The reality is we all have failures of empathy; we may indeed recognize what another person is feeling (but that alone is not empathy); we must care about it enough to respond appropriately. It is this second component which is vitally important, and to leave it out, when it is a fundamental part of what Baron-Cohen is talking about is to argue a strawman, whether intentional or not.






And, I think, it reveals, a critical issue at stake when we're discussing things in the autism community (and the wider world): we often do not take the time to check our biases at the door. We often can't, and so we read blog posts, comments, articles, emails, etc., through our own unique lenses. We see what we expect to see and we use our own definitions, and it means that our communications are a series of miscommunications more often than not.

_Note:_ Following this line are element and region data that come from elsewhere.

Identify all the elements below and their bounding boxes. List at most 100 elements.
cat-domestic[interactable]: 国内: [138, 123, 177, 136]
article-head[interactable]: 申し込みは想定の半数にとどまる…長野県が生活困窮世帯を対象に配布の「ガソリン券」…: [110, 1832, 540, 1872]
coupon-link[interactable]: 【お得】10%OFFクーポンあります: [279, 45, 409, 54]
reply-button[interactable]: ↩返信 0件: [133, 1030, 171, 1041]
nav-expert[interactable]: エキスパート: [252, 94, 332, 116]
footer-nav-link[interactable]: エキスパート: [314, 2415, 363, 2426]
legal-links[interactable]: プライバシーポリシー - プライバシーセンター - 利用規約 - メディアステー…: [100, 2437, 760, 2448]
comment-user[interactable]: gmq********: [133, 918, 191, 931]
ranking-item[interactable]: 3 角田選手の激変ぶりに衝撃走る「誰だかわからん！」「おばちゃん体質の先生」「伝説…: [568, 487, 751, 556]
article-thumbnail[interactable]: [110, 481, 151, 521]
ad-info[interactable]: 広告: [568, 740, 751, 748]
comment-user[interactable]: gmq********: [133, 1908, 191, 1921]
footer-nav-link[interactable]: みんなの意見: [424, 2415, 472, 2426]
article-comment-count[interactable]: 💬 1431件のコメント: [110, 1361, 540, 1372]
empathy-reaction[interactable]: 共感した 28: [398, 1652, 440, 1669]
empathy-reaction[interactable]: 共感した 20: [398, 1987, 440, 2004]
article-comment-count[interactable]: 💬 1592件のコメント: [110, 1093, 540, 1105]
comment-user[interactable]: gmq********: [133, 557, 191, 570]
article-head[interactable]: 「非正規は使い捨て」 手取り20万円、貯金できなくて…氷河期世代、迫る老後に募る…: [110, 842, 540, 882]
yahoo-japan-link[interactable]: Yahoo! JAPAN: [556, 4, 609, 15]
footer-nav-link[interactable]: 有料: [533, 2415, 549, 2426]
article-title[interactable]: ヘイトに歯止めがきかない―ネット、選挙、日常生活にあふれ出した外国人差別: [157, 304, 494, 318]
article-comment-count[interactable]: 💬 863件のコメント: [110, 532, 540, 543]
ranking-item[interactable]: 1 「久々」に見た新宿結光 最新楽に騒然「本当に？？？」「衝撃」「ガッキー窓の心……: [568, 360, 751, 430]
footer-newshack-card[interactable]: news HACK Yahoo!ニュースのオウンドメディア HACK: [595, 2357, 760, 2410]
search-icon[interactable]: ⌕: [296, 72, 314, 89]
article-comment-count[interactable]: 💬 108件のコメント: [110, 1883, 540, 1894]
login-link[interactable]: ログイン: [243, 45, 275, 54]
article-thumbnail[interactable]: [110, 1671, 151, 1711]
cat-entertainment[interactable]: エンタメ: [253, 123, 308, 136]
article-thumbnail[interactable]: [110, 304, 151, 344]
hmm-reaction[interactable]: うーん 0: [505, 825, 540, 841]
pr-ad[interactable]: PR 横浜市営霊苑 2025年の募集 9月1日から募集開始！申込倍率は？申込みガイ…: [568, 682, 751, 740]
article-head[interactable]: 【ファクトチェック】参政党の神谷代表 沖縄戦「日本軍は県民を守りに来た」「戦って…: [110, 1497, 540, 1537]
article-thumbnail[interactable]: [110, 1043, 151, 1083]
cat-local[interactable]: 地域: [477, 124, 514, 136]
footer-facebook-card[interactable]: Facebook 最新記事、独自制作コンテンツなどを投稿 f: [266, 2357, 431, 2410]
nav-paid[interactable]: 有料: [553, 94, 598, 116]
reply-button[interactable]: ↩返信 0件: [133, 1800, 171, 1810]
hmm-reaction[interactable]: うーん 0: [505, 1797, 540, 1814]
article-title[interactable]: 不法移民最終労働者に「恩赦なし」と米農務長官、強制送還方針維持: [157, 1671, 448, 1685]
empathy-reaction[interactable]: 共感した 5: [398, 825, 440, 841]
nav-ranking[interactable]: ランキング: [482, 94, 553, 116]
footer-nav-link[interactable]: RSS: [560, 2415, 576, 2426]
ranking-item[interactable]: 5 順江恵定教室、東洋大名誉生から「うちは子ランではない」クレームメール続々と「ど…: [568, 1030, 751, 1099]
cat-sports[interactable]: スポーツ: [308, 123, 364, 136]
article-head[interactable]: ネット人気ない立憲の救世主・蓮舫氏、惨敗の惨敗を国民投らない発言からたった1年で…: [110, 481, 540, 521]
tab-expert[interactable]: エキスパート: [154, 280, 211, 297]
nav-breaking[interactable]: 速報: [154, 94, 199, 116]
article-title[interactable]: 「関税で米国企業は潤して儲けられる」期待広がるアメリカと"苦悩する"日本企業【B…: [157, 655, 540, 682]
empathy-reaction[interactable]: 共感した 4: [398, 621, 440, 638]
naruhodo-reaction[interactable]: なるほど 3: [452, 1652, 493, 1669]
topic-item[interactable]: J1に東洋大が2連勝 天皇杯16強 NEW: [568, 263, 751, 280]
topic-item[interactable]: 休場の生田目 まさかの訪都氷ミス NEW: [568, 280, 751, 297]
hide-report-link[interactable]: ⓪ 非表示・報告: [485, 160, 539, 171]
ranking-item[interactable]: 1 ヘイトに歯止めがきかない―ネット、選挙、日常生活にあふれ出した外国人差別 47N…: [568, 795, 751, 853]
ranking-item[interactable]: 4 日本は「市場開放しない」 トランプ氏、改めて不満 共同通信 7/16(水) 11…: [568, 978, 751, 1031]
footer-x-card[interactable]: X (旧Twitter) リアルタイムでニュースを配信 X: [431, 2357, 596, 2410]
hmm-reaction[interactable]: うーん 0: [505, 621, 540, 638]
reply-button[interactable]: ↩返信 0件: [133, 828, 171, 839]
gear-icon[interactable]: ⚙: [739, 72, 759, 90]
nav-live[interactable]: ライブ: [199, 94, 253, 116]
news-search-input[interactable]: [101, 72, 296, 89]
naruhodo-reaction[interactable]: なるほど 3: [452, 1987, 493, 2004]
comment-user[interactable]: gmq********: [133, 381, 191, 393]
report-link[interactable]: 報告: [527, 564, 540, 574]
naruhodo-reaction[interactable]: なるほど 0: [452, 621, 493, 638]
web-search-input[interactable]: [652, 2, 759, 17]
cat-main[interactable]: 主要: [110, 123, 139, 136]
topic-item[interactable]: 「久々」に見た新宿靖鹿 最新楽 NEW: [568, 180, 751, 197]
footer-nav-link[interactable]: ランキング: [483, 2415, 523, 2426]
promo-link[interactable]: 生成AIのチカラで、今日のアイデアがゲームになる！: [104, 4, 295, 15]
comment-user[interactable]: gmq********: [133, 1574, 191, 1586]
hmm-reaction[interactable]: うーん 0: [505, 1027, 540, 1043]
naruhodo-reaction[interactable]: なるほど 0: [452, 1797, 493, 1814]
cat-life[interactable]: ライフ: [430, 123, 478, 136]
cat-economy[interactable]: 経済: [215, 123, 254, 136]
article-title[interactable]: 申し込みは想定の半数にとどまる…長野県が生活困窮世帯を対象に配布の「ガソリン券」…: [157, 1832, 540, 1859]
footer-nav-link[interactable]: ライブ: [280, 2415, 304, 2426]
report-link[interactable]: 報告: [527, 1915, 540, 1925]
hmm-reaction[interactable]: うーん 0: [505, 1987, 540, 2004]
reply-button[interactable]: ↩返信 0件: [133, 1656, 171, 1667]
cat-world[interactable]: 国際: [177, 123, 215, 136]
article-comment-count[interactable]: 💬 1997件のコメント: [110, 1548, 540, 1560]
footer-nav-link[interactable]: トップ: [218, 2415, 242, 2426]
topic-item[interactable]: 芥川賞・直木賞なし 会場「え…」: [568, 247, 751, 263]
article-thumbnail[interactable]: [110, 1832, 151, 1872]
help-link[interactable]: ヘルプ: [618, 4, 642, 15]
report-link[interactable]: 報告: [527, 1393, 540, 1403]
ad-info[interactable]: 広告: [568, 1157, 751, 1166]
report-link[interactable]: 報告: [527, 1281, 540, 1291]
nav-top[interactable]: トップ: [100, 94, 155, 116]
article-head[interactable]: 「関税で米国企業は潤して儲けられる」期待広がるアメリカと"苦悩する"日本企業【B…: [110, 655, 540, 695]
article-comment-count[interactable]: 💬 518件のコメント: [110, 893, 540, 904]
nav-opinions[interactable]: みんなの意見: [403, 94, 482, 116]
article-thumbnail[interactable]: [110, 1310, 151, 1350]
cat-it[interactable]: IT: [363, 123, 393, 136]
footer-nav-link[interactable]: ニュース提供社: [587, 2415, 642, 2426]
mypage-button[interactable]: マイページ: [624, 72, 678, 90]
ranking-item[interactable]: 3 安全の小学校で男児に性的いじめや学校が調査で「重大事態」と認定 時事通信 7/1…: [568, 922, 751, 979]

We need not just to teach this two step component of empathy (and the third, unstated component, appropriate action, which appears to be subsumed under appropriate emotion) as Baron-Cohen argues we should: 
"Empathy can even be taught through learning how to compromise, or learning how to put your point of view across more diplomatically, thereby thinking about how your words are received by the listener. There is a wide variety of ways to teach this, and schools need to make as much space in the curriculum for emotional literacy as they do for other kinds of literacy. And because of the empathy spectrum, such teaching materials are likely to benefit not just the kids who are at the extreme of zero degrees, but also many throughout the broader population."
We also need to be deliberate and careful when we respond to other's work that we are taking it in and using the same definitions when we argue against their positions. We should remember we all see through a glass darkly.